Predicting how far cancer will spread is crucial in determining patients’ treatment, as metastasis points to a deadly progression. Now new research is challenging common diagnostic practices.
A cancer diagnosis is upsetting in its implications and in its uncertainty. How serious is it? How likely is it to spread? Tests currently available can predict tumor growth with some degree of accuracy, but a new study suggests that intravital imaging is a far more effective way to identify metastasis in the most common type of breast cancer.
Researchers at the Albert Einstein Cancer Center of Albert Einstein College of Medicine of Yeshiva University and Montefiore Einstein Center for Cancer Care used microscopy technology to count the number of sites in tumor specimens where cancer cells were prone to attack blood vessels; this helped the researchers better predict the risk of metastasis. A more precise prognosis means a better course of treatment for the cancer patient.
“Tests assessing metastatic risk can help doctors identify which patients should receive aggressive therapy and which patients should be spared,” said Thomas Rohan, M.D., Ph.D., the lead and corresponding author of the study and professor and chair of epidemiology and population health at Einstein and Montefiore.
The research was published in the Journal of the National Cancer Institute.
By using intravital imaging to view the biological processes within tumors, researchers were able to observe how cancerous cells spread in breast cancer biopsy specimens.
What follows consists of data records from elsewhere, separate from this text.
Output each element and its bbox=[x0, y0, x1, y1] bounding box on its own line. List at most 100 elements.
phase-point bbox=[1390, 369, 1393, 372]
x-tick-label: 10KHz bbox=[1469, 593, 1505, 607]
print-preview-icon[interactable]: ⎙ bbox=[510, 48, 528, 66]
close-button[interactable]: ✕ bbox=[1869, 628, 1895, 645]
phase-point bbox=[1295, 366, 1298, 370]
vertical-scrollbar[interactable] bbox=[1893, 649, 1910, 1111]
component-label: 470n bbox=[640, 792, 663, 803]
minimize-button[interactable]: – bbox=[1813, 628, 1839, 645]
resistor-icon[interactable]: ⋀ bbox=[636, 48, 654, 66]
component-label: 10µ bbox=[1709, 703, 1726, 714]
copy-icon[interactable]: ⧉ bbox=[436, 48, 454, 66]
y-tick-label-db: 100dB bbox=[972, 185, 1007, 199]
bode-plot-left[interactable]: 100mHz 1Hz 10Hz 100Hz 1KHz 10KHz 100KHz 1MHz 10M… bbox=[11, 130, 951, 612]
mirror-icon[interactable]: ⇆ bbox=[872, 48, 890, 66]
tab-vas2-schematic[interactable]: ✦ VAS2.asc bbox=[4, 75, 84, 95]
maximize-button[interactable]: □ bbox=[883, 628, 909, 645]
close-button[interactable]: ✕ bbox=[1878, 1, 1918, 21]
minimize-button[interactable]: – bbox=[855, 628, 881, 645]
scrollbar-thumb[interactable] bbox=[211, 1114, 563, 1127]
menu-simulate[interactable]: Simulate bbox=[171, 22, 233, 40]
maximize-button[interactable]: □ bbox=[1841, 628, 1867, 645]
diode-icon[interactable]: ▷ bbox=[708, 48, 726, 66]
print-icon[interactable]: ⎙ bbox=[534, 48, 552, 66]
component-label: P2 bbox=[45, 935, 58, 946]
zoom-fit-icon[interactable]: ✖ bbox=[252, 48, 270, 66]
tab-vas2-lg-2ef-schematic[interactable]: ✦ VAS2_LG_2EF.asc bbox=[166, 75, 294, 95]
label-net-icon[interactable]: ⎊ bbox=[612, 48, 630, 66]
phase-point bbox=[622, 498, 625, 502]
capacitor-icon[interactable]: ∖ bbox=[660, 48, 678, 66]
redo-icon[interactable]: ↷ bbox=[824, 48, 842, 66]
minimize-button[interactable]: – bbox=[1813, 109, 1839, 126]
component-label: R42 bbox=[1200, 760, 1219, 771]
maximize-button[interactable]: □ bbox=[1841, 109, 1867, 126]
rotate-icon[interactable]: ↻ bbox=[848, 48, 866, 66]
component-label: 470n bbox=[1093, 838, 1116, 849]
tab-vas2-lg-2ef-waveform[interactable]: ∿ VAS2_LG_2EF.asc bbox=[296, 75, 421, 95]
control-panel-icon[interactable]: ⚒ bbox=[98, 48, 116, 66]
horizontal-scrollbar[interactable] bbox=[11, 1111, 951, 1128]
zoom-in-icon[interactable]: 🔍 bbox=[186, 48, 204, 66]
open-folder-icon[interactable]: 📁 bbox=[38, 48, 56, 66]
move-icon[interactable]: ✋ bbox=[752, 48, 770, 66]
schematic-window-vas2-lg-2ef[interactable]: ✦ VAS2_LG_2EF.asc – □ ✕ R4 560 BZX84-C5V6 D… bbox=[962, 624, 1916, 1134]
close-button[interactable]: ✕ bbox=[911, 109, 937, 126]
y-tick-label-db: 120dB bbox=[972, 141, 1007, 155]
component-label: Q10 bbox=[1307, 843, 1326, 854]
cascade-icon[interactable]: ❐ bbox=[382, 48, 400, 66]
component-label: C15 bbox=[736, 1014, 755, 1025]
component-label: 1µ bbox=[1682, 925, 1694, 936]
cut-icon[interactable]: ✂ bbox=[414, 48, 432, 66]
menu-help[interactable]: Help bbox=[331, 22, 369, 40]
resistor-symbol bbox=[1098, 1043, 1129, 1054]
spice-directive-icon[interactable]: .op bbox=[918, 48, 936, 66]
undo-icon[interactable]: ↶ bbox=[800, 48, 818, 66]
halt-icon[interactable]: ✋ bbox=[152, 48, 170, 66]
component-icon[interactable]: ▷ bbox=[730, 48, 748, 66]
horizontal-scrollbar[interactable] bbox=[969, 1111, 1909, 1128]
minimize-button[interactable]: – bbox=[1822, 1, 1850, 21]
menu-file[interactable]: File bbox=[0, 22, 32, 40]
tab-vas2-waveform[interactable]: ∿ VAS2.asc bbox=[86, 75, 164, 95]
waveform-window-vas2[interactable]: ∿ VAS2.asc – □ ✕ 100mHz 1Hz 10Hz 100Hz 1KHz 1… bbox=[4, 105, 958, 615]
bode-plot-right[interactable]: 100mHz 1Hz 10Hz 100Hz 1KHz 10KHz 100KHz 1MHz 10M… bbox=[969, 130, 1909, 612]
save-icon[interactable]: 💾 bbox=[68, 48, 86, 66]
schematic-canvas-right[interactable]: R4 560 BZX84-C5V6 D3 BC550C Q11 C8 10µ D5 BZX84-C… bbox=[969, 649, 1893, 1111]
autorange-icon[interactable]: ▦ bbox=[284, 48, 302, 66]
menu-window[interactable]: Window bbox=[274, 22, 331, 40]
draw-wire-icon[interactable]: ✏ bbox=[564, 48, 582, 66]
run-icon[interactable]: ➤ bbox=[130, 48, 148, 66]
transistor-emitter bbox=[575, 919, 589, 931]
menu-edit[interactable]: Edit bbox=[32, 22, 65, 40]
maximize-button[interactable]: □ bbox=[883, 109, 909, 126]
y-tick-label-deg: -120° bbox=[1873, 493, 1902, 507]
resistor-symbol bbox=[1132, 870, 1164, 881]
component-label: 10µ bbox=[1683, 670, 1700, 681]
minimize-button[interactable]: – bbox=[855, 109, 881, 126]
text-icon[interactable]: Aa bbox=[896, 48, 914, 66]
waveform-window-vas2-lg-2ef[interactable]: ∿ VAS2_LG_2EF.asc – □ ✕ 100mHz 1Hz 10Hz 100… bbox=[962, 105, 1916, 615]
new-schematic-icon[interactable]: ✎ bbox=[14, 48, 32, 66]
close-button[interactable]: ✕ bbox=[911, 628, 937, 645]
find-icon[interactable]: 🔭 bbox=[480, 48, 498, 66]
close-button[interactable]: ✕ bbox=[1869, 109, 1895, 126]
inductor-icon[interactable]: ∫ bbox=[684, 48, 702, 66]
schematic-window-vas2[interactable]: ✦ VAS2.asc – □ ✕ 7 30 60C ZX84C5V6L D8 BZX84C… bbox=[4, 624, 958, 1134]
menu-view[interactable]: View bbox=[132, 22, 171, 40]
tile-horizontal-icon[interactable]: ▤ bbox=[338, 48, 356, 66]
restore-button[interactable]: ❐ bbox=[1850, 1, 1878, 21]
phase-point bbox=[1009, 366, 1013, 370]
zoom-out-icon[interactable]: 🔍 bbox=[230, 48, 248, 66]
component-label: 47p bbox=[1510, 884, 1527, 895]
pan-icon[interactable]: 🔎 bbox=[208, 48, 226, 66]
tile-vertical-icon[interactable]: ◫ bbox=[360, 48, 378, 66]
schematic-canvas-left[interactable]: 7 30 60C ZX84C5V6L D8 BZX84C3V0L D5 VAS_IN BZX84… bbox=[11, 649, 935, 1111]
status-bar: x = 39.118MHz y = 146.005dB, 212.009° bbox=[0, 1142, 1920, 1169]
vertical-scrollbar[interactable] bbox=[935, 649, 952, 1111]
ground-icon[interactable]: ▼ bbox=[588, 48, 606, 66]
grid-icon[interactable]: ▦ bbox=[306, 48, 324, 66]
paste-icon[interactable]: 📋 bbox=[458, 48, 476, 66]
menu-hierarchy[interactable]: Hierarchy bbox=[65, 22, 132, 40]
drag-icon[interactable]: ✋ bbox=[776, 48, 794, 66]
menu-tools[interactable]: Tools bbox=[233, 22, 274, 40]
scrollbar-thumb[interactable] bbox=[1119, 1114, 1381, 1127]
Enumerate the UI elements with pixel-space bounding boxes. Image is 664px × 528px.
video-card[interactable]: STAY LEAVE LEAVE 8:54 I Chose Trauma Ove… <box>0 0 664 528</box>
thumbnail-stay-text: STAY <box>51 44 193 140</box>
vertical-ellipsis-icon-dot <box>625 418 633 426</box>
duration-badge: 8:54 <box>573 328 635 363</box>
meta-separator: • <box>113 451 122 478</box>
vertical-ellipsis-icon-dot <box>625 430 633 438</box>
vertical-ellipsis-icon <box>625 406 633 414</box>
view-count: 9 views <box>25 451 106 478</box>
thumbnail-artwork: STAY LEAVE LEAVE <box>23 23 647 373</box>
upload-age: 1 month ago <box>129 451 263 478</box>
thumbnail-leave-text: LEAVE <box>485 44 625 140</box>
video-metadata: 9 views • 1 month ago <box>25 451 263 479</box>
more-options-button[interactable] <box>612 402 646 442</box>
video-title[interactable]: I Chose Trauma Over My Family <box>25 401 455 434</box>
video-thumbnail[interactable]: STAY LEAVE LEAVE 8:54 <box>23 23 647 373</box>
The study was built upon previous research (conducted on rodents) at Einstein that demonstrated how the presence of three specific cells in the same site spurs the metastasis of breast cancer. This meeting point, called a tumor microenvironment of metastasis, or TMEM, is the location where tumor cells can enter blood vessels. Researchers developed a test using intravital imaging to identify these locations and predict the spread of cancer cells.
Tests such as the IHC4, which was used as comparison in the study, measure the levels of certain proteins in breast tumor tissue to determine metastastic risk, but the researchers require more information than what’s uncovered by this measurement.
“Current tests reflect tumor growth, rather than the intrinsic propensity of a tumor to spread,” explained Rohan.
Breast cancer in particular was studied because of its universality and because of the prior research leading to this discovery.
“Breast cancer is the most frequently diagnosed cancer and the leading cause of cancer death among women worldwide,” Rohan said. “Initial work on multiphoton intravital imaging was done in animal models of mammary cancer development, and we are translating this into a test for predicting risk of metastasis in women with breast cancer.”
Researchers used their test on more than 500 breast cancer specimens collected over a 20-year period. The specimens were taken from women who developed distant metastasis and those who did not (as controls).
Researchers found that the TMEM test was successful at assessing the metastatic risk for the most populous cancer subgroup in the study. When compared with the IHC4 test, TMEM results were highly statistically significant, beating the former’s results, which were deemed borderline significant at best. This gives researchers reason to believe that TMEM testing provides more information than ICH4 testing.
Intravital imaging is already helping doctors determine the intensity of treatment that cancer patients should receive, especially to prevent overtreatment in cancer’s early stages. Now researchers are exploring other options for the technology. In terms of breast cancer, intravital imaging is being used to assess metastastic risk with MRI-based prognostics. The researchers already have preliminary evidence that could be used in predicting the risk of metastasis in lung cancer, and they envision this methodology being applied to cancer in other body parts.
TMEM assembly is also a subject of further investigation. Preventing the formation of these lethal cell junctions would mean attacking cancer close to its source. The molecular operations involved in the formation and function of TMEMs has been identified in mouse models, and human trials will test TMEM-inhibiting drugs in breast cancer patients.